Once out on the street, Mümtaz found himself more relieved than on his prior excursion. Almost no trace remained of the thoughts that had made his head swell. Strangely, he walked with a sprightly spring that he’d never before felt. He seemed not to be bound by the laws of gravity. If I had wings, I could fly. He was astounded by this state: such a stark contrast to the gravity of the circumstances in which he found himself. For he still saw everything just the way it was. Perhaps war would begin this very night. İhsan’s condition was still serious. He’d progressed so far down the passageway between life and death that his return would be difficult. Nuran was to leave this morning and her departure meant devastation. With her absence, everything would end. All these realities that had been pressing down on him only an hour ago now felt like distant events unrelated to him or his own world. He regarded them all from beyond the threshold of death.

He felt at ease. I wonder why? I’m so prone to contemplation, my thoughts form knots inside me and keep me pacing till morning. Why is it that now I can’t think of anything? But even this thought wasn’t enough to overwhelm him. Or am I not in this realm of existence? Have I left the world? Or maybe the world has left me? Why not? Like any old liquid emptying from a container… Despite this, he was aware of the task at hand. He knew the route that he would take, and he hurried to bring İhsan’s medicine back as soon as possible; furthermore, his mind recorded everything it encountered with a lucidity that seemed improbable even to him.

The landscape was ensconced in shadows as if the retaining wall holding brightness at bay had cracked in an unspecified locale. Grasses glimmered in the illusion of a greenish patina sprayed over them. The surroundings pulsated.

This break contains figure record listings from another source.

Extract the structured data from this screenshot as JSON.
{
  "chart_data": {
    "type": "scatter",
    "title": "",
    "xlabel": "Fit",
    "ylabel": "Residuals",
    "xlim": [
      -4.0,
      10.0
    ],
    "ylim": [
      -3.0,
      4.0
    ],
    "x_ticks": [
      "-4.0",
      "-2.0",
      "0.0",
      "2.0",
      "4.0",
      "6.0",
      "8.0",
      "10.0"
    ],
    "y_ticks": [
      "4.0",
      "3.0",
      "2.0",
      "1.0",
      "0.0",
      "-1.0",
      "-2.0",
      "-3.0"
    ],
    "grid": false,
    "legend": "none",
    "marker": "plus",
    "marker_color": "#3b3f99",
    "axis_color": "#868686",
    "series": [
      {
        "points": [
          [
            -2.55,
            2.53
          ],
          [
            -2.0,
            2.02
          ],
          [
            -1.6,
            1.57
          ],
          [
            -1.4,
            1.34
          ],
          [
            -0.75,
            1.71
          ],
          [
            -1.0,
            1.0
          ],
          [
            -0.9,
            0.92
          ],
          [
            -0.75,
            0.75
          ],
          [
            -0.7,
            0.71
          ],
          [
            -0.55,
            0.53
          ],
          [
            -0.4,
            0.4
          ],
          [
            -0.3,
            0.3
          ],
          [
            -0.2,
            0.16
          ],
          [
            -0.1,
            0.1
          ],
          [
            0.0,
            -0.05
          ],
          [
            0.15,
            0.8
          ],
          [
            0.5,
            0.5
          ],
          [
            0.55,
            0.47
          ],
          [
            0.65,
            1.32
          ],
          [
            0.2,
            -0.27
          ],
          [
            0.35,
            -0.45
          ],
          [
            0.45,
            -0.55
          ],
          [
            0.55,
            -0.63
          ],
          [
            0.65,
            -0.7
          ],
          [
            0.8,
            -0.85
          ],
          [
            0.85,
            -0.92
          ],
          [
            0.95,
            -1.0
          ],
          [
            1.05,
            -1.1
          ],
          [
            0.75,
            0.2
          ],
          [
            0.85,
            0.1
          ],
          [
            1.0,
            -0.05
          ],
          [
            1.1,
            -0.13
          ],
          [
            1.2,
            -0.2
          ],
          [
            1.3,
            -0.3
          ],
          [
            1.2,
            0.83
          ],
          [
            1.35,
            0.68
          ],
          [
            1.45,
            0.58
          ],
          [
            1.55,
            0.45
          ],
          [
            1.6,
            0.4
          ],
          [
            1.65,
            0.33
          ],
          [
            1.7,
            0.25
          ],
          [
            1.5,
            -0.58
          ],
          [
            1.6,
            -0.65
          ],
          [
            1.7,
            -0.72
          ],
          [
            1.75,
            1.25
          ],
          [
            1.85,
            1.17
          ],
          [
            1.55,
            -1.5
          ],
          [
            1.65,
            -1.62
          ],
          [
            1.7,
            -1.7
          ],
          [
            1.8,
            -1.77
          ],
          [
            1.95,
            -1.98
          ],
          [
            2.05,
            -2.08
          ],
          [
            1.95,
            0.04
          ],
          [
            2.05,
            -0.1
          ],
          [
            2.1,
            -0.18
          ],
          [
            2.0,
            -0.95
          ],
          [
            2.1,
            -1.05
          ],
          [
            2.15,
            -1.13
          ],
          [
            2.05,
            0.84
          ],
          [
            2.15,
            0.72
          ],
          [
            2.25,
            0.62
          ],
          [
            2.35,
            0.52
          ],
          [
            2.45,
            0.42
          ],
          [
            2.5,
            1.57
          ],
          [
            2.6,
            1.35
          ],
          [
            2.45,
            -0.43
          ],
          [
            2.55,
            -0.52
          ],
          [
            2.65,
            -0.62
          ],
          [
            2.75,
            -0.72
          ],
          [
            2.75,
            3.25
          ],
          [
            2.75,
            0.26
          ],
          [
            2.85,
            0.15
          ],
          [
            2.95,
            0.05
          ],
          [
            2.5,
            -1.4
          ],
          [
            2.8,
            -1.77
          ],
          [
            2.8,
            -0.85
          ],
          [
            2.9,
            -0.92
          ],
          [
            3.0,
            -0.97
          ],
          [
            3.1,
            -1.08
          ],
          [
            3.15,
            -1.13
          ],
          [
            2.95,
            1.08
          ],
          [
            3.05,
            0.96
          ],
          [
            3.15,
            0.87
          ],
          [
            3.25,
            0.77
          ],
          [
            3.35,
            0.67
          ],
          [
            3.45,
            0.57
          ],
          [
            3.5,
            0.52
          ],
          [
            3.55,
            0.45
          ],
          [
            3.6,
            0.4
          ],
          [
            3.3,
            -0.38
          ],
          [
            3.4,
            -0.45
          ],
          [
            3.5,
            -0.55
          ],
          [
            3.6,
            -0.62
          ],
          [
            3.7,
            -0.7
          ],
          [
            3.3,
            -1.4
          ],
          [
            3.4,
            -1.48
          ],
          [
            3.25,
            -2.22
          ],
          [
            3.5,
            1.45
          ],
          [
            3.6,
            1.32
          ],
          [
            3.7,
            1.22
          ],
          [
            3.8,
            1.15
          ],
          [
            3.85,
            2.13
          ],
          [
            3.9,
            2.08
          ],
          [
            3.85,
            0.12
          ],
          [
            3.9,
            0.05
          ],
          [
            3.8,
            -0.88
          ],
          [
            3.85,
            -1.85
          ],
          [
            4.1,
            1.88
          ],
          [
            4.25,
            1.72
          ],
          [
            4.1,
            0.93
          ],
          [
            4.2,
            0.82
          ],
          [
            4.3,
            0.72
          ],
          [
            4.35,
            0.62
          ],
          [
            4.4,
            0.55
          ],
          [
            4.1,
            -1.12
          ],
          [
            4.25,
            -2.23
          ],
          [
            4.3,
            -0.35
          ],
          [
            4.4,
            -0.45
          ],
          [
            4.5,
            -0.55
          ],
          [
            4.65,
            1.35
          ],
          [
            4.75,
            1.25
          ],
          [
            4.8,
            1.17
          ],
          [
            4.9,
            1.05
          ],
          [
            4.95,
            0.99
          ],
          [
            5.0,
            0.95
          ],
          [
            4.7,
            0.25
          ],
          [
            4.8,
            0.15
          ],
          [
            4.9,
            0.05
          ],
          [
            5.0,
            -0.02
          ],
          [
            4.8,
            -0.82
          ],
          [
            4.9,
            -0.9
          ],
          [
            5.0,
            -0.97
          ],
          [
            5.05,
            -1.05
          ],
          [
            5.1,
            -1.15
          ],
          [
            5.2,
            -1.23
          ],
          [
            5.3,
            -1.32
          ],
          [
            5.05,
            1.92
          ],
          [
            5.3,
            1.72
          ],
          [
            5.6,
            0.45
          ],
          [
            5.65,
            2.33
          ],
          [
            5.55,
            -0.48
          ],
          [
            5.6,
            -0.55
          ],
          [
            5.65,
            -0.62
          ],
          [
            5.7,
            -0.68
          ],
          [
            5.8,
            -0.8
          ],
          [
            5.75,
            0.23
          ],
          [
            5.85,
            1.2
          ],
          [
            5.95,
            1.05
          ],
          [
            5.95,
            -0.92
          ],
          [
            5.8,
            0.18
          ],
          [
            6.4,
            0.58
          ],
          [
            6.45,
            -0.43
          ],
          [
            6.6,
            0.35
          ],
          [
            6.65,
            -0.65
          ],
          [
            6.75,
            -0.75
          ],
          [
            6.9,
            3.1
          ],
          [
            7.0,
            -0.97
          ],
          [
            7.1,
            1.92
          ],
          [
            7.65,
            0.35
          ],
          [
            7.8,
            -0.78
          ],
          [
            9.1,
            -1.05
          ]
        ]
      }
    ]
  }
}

This was the hour when the dawn tuned its instruments. Soon the empyrean of Creation would be remade. In the foyers of houses, and in rooms, the first morning lights were lit. In the murky weather these lights fostered the artificial glow of the stage. A woman opened a window, her half-naked body stretched against the fading night, and straightened her hair, her arms bare. A dog slowly rose from where it had slept and ran toward Mümtaz, the morning sojourner, but just when it came close, it changed its mind and darted on to the base of a saint’s türbe where candles burned behind a shut window. A milkman, comfortably seated cross-legged above the copper ewers that he’d hung on either side of his mare, passed beside him at a near gallop. In the distance a car horn sounded.